国際認証講座・第二部 ~持続可能な社会とエシカル、認証のその先へ~ ⑯ 山口 真奈美

fukuhara
エシカル日本

 持続可能な社会。公害問題から日本はさまざまな経験と知恵や努力によって、環境への配慮やビジネスを通じた社会貢献を実施してきた。その経験値を活かしながら、新興国をはじめ環境汚染や災害・天災からの復興など、環境社会的問題解決に向けて少しでも貢献してきたことは紛れもない事実である。それは、人々のどうしようもなく助けたい、この状況を解決したい、という思いから突き動かされて活動へと結びついている結晶である。

 一方で、ビジネスに繋がるかどうかという軸で動いてきたものも当然あるだろう。さらに、日本企業が少なからず諸外国や地球全体への環境破壊や、社会的問題に加担してしまっていることも否めない。顔が見える関係性とはほど遠い、気が遠くなるような長いサプライチェーンを経てでき上がるサービスや製品たち。その恩恵の裏でどれだけの涙があっただろうか。

 おそらく声にもせず、涙も見せず、いや、泣くことを通り越して、ただひたすら目の前の事実に巻き込まれ翻弄されつつも、半ばあきらめの境地で、ただ日々をやり過ごす人々がいるかもしれない。
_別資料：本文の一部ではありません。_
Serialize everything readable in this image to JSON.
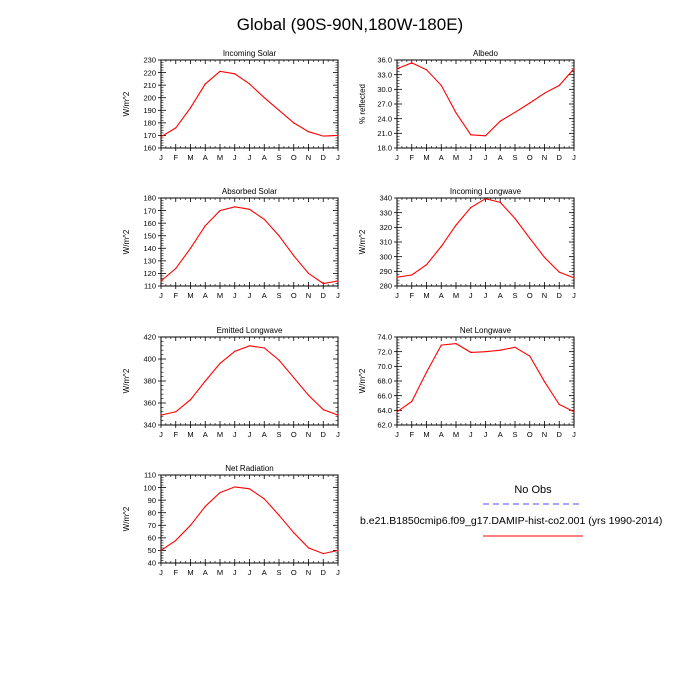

特に現地で目にする光景は、人々も言葉にしない自然達も何がしか声にならない声をあげていると感じる瞬間がある。

 これまで国際的に運用されている認証、その中でも、原材料調達からサプライチェーン・バリューチェーンを通じて、環境や社会に配慮した、生物多様性や持続可能な原材料の在り方に注目しつつ、この連載をさせていただいているが、今も解決していかなくてはならない課題は山積である。

 その各業界固有の問題から、複雑な繋がりで連携し合わなくてはならない部分まで、個々の紹介で終わってしまうのがもったいないぐらい、その世界の関係者は多様で、次々と発生する課題や事実に直面しつつも、笑顔で希望を持って活動している人々がいる。そして、認証は当然ながら単純に基準に決められた内容を、冷静に審査に判定していくものでもあるが、その業界は多岐にわたり、複雑過ぎると感じることもあるだろう。

 2020年までの日本の動きに認証は少なからず関係する。東京2020組織委員会では、「持続可能性に配慮した調達コード(案)」をとりまとめ、先日意見募集を終えたところであり、どのような調達コードになるのか注目されている。この中では、「東京2020組織委員会が調達する全ての物品・サービス等に共通して適用される基準や運用方法等を定めるとともに、持続可能性に配慮した農産物・畜産物・水産物の調達基準についても定めること」としている。

 日本の市場を盛り上げながら、世界にも通用する持続可能に配慮した調達。このコードはあくまで一部に過ぎないが、今後企業も政府も日本市場全体が、そういった配慮の視点を持つ必要性が示唆されることだろう。そして、その先へと想いを馳せながら、認証のような、結局人間が行うことを人間が確認することに、それ以上でも以下でもない事実がある。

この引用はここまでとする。